Ксеня неожиданно схватила его за рукав:
– Научите меня, пожалуйста!
– Чему? – остолбенел директор.
– Известно чему – черной бухгалтерии. Умоляю! Что хотите сделаю? Тело мое, например, интересует?
Ефим поперхнулся и закашлялся:
– Беззуб! Да ты что? Спятила?! Такое предлагать? А еще и комсомолка!
– Не хотите – не надо. По-моему, нормальный обмен товаром.
– Господи… так сколько тебе? Шестнадцать? А рассуждаешь, как бесстыжая падшая женщина!
– Ой, если бы падшие женщины хоть немного рассуждали, могли бы так низко не падать и денег еще и другими местами зарабатывать, – парировала Ксеня. – Я хочу научиться. Деньгами я вас вряд ли заинтересую – таких сумм пока не заработала. Но у всего есть цена. У вас, у меня, у этих схем.
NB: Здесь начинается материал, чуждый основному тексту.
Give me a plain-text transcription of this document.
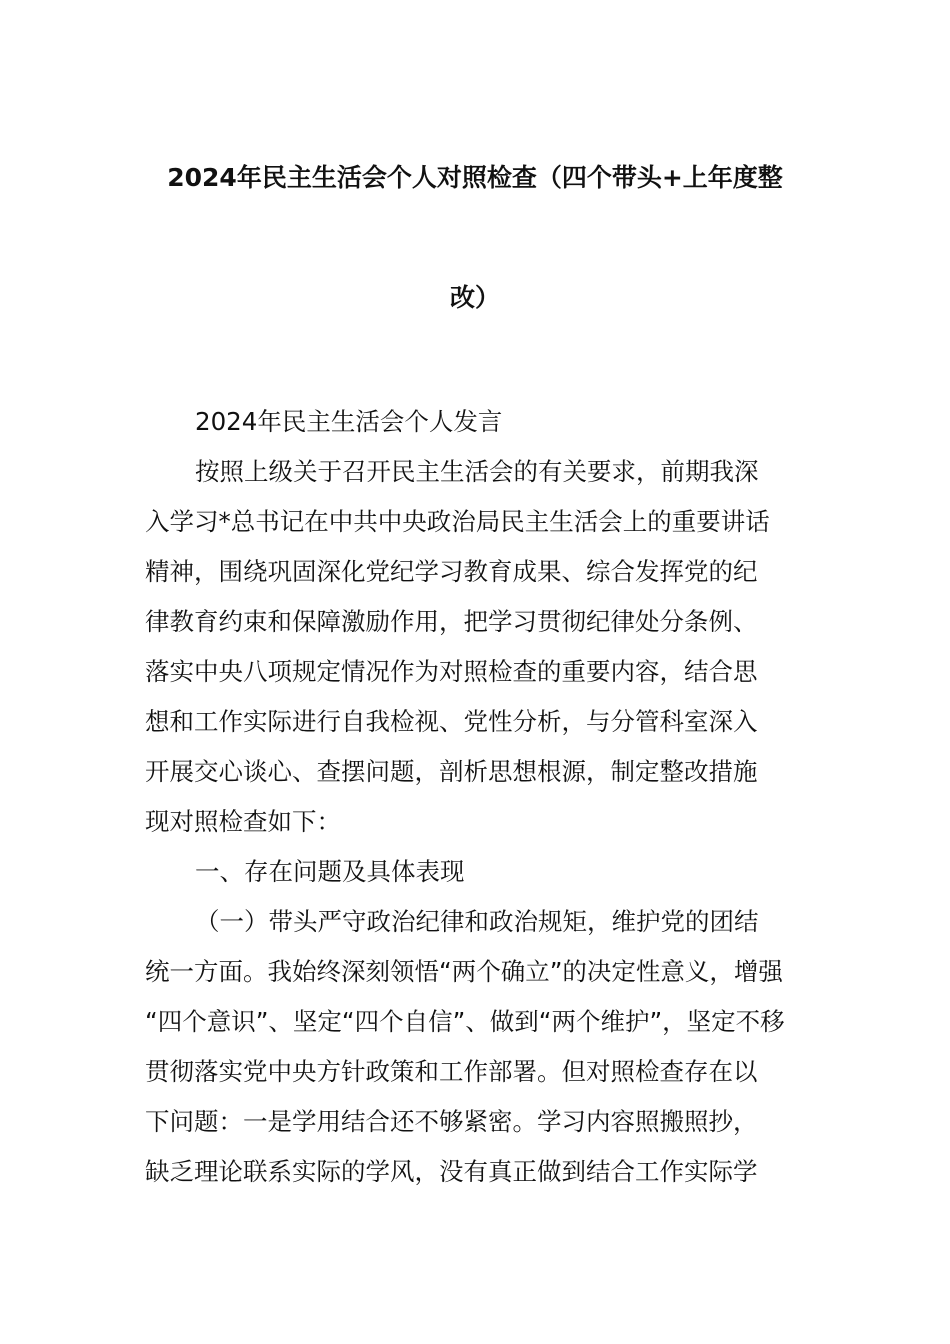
2024年民主生活会个人对照检查（四个带头+上年度整
改）
2024年民主生活会个人发言
按照上级关于召开民主生活会的有关要求，前期我深
入学习*总书记在中共中央政治局民主生活会上的重要讲话
精神，围绕巩固深化党纪学习教育成果、综合发挥党的纪
律教育约束和保障激励作用，把学习贯彻纪律处分条例、
落实中央八项规定情况作为对照检查的重要内容，结合思
想和工作实际进行自我检视、党性分析，与分管科室深入
开展交心谈心、查摆问题，剖析思想根源，制定整改措施
现对照检查如下：
一、存在问题及具体表现
（一）带头严守政治纪律和政治规矩，维护党的团结
统一方面。我始终深刻领悟“两个确立”的决定性意义，增强
“四个意识”、坚定“四个自信”、做到“两个维护”，坚定不移
贯彻落实党中央方针政策和工作部署。但对照检查存在以
下问题：一是学用结合还不够紧密。学习内容照搬照抄，
缺乏理论联系实际的学风，没有真正做到结合工作实际学
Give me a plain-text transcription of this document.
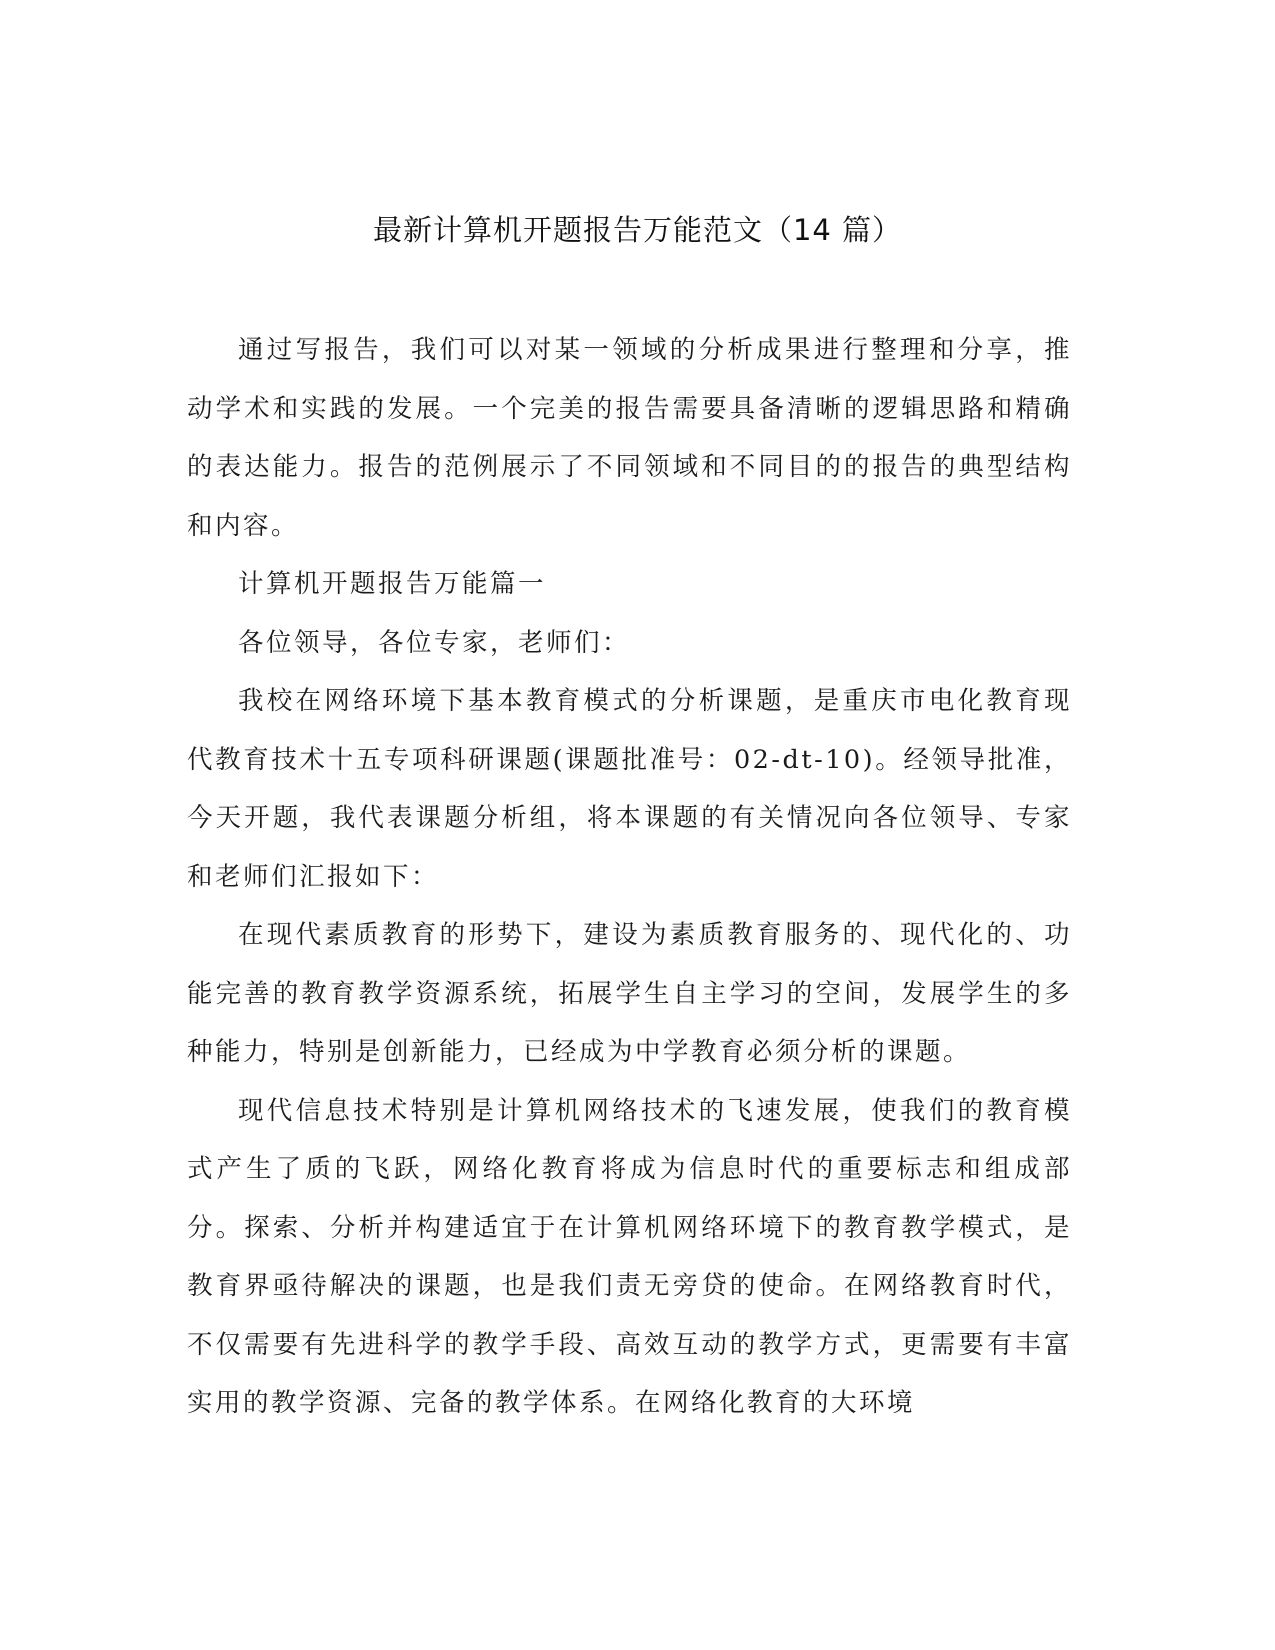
最新计算机开题报告万能范文（14 篇）

通过写报告，我们可以对某一领域的分析成果进行整理和分享，推动学术和实践的发展。一个完美的报告需要具备清晰的逻辑思路和精确的表达能力。报告的范例展示了不同领域和不同目的的报告的典型结构和内容。

计算机开题报告万能篇一

各位领导，各位专家，老师们：

我校在网络环境下基本教育模式的分析课题，是重庆市电化教育现代教育技术十五专项科研课题(课题批准号：02-dt-10)。经领导批准，今天开题，我代表课题分析组，将本课题的有关情况向各位领导、专家和老师们汇报如下：

在现代素质教育的形势下，建设为素质教育服务的、现代化的、功能完善的教育教学资源系统，拓展学生自主学习的空间，发展学生的多种能力，特别是创新能力，已经成为中学教育必须分析的课题。

现代信息技术特别是计算机网络技术的飞速发展，使我们的教育模式产生了质的飞跃，网络化教育将成为信息时代的重要标志和组成部分。探索、分析并构建适宜于在计算机网络环境下的教育教学模式，是教育界亟待解决的课题，也是我们责无旁贷的使命。在网络教育时代，不仅需要有先进科学的教学手段、高效互动的教学方式，更需要有丰富实用的教学资源、完备的教学体系。在网络化教育的大环境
И я эти знания получу – не у вас, так в другом месте. Деликатесы? Мануфактура? Что достать? Что сделать?
– Кошмар какой-то! Домогательства на рабочем месте! – простонал Ефим Григорьевич. – Нá, вот адрес – придешь с утра в воскресенье. Кое-что покажу, что сам знаю.
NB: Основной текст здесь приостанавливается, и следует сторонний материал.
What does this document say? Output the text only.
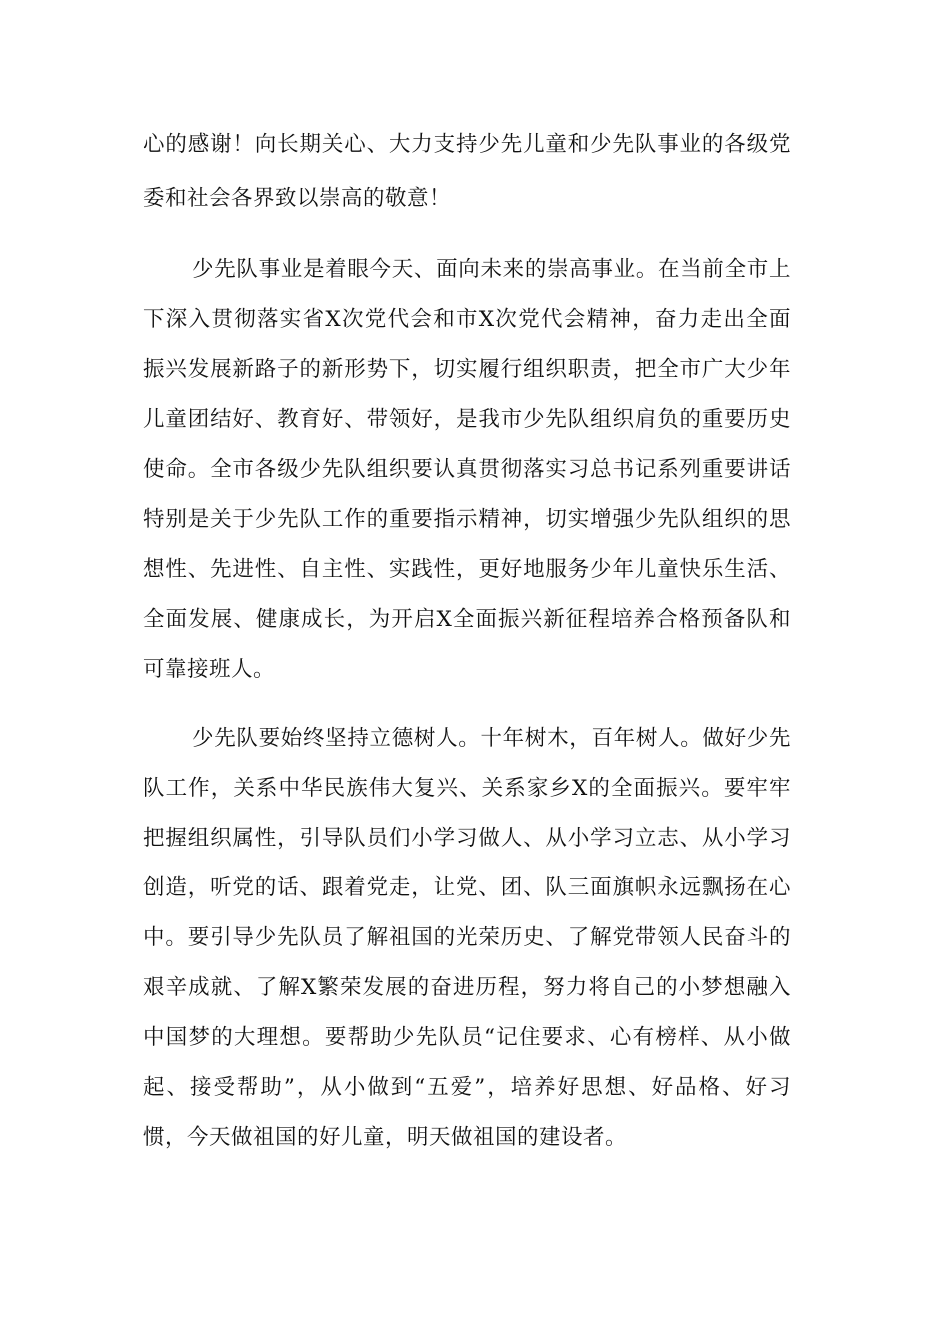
心的感谢！向长期关心、大力支持少先儿童和少先队事业的各级党
委和社会各界致以崇高的敬意！
少先队事业是着眼今天、面向未来的崇高事业。在当前全市上
下深入贯彻落实省X次党代会和市X次党代会精神，奋力走出全面
振兴发展新路子的新形势下，切实履行组织职责，把全市广大少年
儿童团结好、教育好、带领好，是我市少先队组织肩负的重要历史
使命。全市各级少先队组织要认真贯彻落实习总书记系列重要讲话
特别是关于少先队工作的重要指示精神，切实增强少先队组织的思
想性、先进性、自主性、实践性，更好地服务少年儿童快乐生活、
全面发展、健康成长，为开启X全面振兴新征程培养合格预备队和
可靠接班人。
少先队要始终坚持立德树人。十年树木，百年树人。做好少先
队工作，关系中华民族伟大复兴、关系家乡X的全面振兴。要牢牢
把握组织属性，引导队员们小学习做人、从小学习立志、从小学习
创造，听党的话、跟着党走，让党、团、队三面旗帜永远飘扬在心
中。要引导少先队员了解祖国的光荣历史、了解党带领人民奋斗的
艰辛成就、了解X繁荣发展的奋进历程，努力将自己的小梦想融入
中国梦的大理想。要帮助少先队员“记住要求、心有榜样、从小做
起、接受帮助”，从小做到“五爱”，培养好思想、好品格、好习
惯，今天做祖国的好儿童，明天做祖国的建设者。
После урока Ксюша задала, наверное, с полсотни уточняющих вопросов, а потом ткнула карандашом в две позиции:
– А здесь же ж можно проколоться: если погрыз мышей, например, или естественная усушка, можно просчитать среднее арифметическое по соседям, а если сильно не совпадет – заметут…
Ефим покачал головой: – Откуда ж ты свалилась на мою бедную голову!
А Ксеня в это время скинула туфли и повернулась к нему спиной:
– Платье расстегните, а то мне неудобно, там пуговицы маленькие…
– Ну как-то это все же не по-людски, – расстегивая пуговицы, бормотал наставник, но Ксюша уже повернулась к нему лицом и обняла за шею…
Что может быть более беззащитным и более нелепым, чем мужчина в кальсонах? Только мужчина в кальсонах и носках…
– Какой ужас! Ужас! – сокрушался уже не Ефим Григорьевич, а просто Фима, стоя у постели в одних тонких кальсонах. – Почему ты не сказала, что ты девочка еще?
– А какая разница? – Ксеня села на кровати. – Все равно это когда-нибудь случилось бы.
– Так неправильно!
– Кто сказал? – засмеялась она. – Это был честный договор. И вообще – мне даже понравилось. Пугали, что будет больно.
– Такое чувство, что это не я, а ты меня совратила, – присел рядом с ней начальник.
Ксеня опустила сбитые белые ноги на коврик и прислонилась к его плечу:
– Можно, я больше не буду работать официанткой? А, Ефим Григорьевич? Я людей люблю только по свою сторону стола. Можно товароведом?